Cloudglue Frequently Asked Questions

Cloudglue Frequently Asked Questions. Cloudglue converts video/audio into clean, structured, LLM-ready data—powering smarter AI workflows in seconds.

FAQ from Cloudglue

What is Cloudglue?

Cloudglue is an API-native platform that ingests video and audio files and outputs structured, model-ready data — including time-aligned transcripts, speaker diarization, keyframe descriptions, topic clusters, and vector embeddings — all optimized for consumption by LLMs, retrieval systems, and autonomous agents.

How to use Cloudglue?

Developers integrate Cloudglue using RESTful APIs. Start with `POST /v1/query` for immediate video Q&A, or compose modular pipelines using dedicated endpoints for transcription, summarization, entity extraction, and multimodal embedding — all with consistent authentication and error handling.

What does Cloudglue do?

It eliminates the video-to-data bottleneck: converting unstructured multimedia into standardized, machine-actionable formats — enabling AI applications to interpret, search, reason over, and respond to video content as naturally as they do text.

How fast is Cloudglue?

Processing scales linearly and predictably: a 50-minute video yields complete, structured output — including embeddings and metadata — in ≤3 minutes. Latency remains sub-second for queries on indexed libraries, regardless of scale.
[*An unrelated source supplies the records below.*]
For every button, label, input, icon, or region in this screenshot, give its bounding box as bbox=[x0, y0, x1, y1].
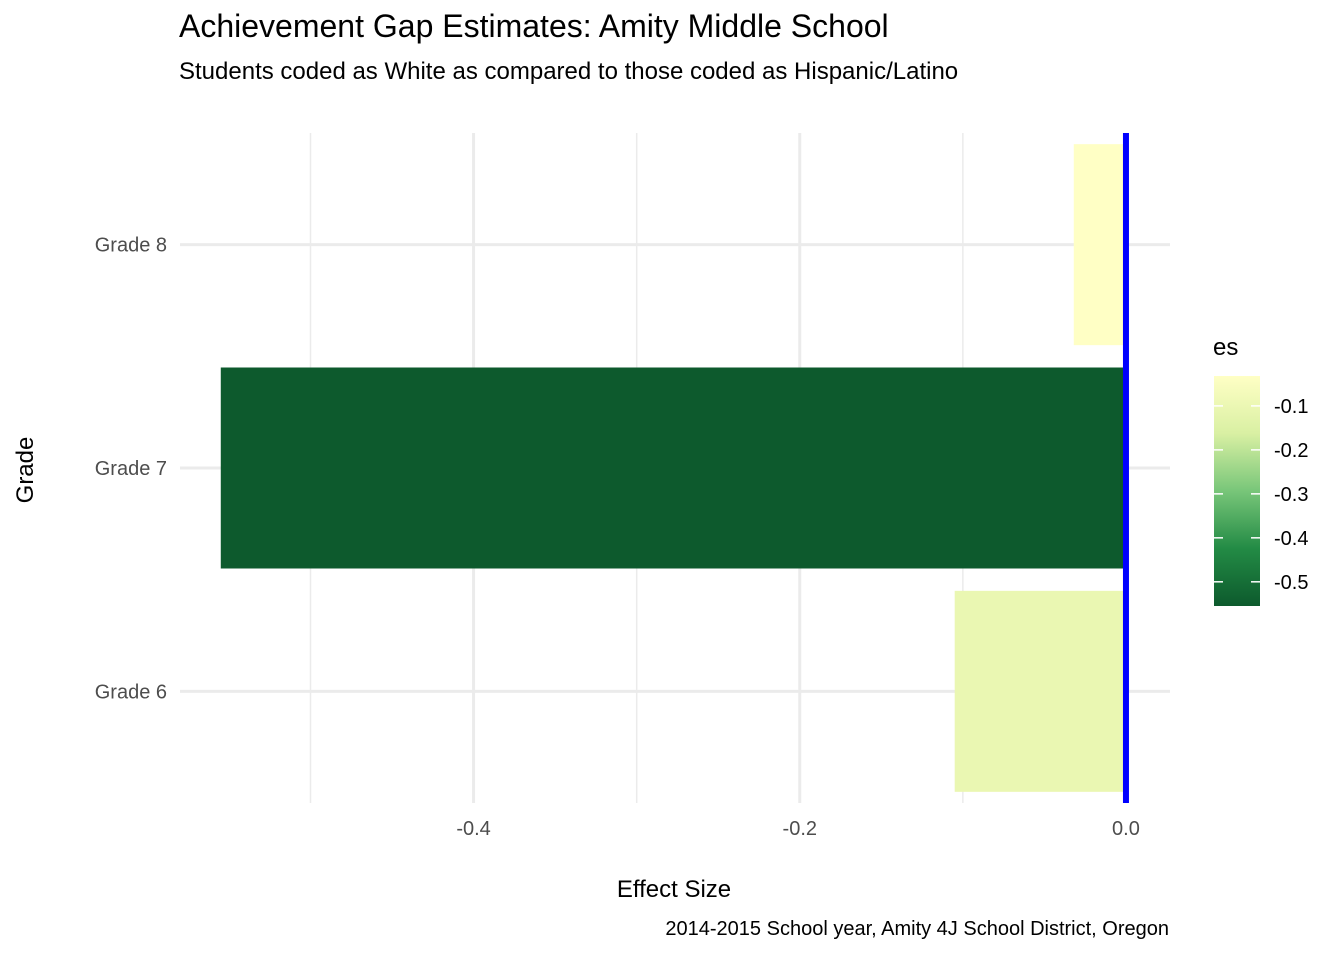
x-tick-label: -0.4 bbox=[456, 818, 490, 840]
y-tick-label: Grade 8 bbox=[95, 235, 167, 257]
bar-grade-6 bbox=[954, 590, 1126, 792]
x-axis-label: Effect Size bbox=[616, 876, 732, 903]
bar-grade-7 bbox=[220, 367, 1126, 569]
colorbar-tick-label: -0.2 bbox=[1274, 440, 1308, 462]
y-tick-label: Grade 7 bbox=[95, 458, 167, 480]
colorbar-legend: -0.1 -0.2 -0.3 -0.4 -0.5 bbox=[1214, 376, 1308, 606]
x-tick-label: 0.0 bbox=[1112, 818, 1140, 840]
chart-title: Achievement Gap Estimates: Amity Middle … bbox=[179, 8, 889, 44]
colorbar-tick-label: -0.4 bbox=[1274, 528, 1308, 550]
y-tick-label: Grade 6 bbox=[95, 681, 167, 703]
axes: -0.4 -0.2 0.0 Grade 6 Grade 7 Grade 8 bbox=[95, 235, 1140, 840]
colorbar-tick-label: -0.1 bbox=[1274, 396, 1308, 418]
bar-grade-8 bbox=[1073, 144, 1126, 346]
x-tick-label: -0.2 bbox=[783, 818, 817, 840]
colorbar bbox=[1214, 376, 1260, 606]
bars bbox=[220, 144, 1126, 792]
chart-caption: 2014-2015 School year, Amity 4J School D… bbox=[665, 918, 1169, 940]
y-axis-label: Grade bbox=[12, 436, 39, 504]
colorbar-tick-label: -0.3 bbox=[1274, 484, 1308, 506]
legend-title: es bbox=[1213, 334, 1239, 361]
chart-subtitle: Students coded as White as compared to t… bbox=[179, 58, 959, 85]
colorbar-tick-label: -0.5 bbox=[1274, 572, 1308, 594]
What kind of control does Cloudglue offer over data extraction?

Full spectrum control — from lightweight `transcribe_only` mode (fast, low-cost) to `multimodal_deep` (visual + audio + contextual analysis). You define granularity per use case: segment duration, speaker resolution, confidence thresholds, and output schema.

Is Cloudglue suitable for enterprise use?

Absolutely. Cloudglue supports SSO, audit logging, private VPC deployment options, SLA-backed uptime, and compliance-ready architecture — trusted by fast-growing AI teams building mission-critical video intelligence products.

How are API Credits consumed?

Credits are deducted per successful request, based on media duration and selected feature tier. For example: `transcribe` uses 2 credits/minute; `extract` (with speaker + summary + entities) uses 6 credits/minute; `embed` consumes 4 credits/minute. Unused credits roll over monthly.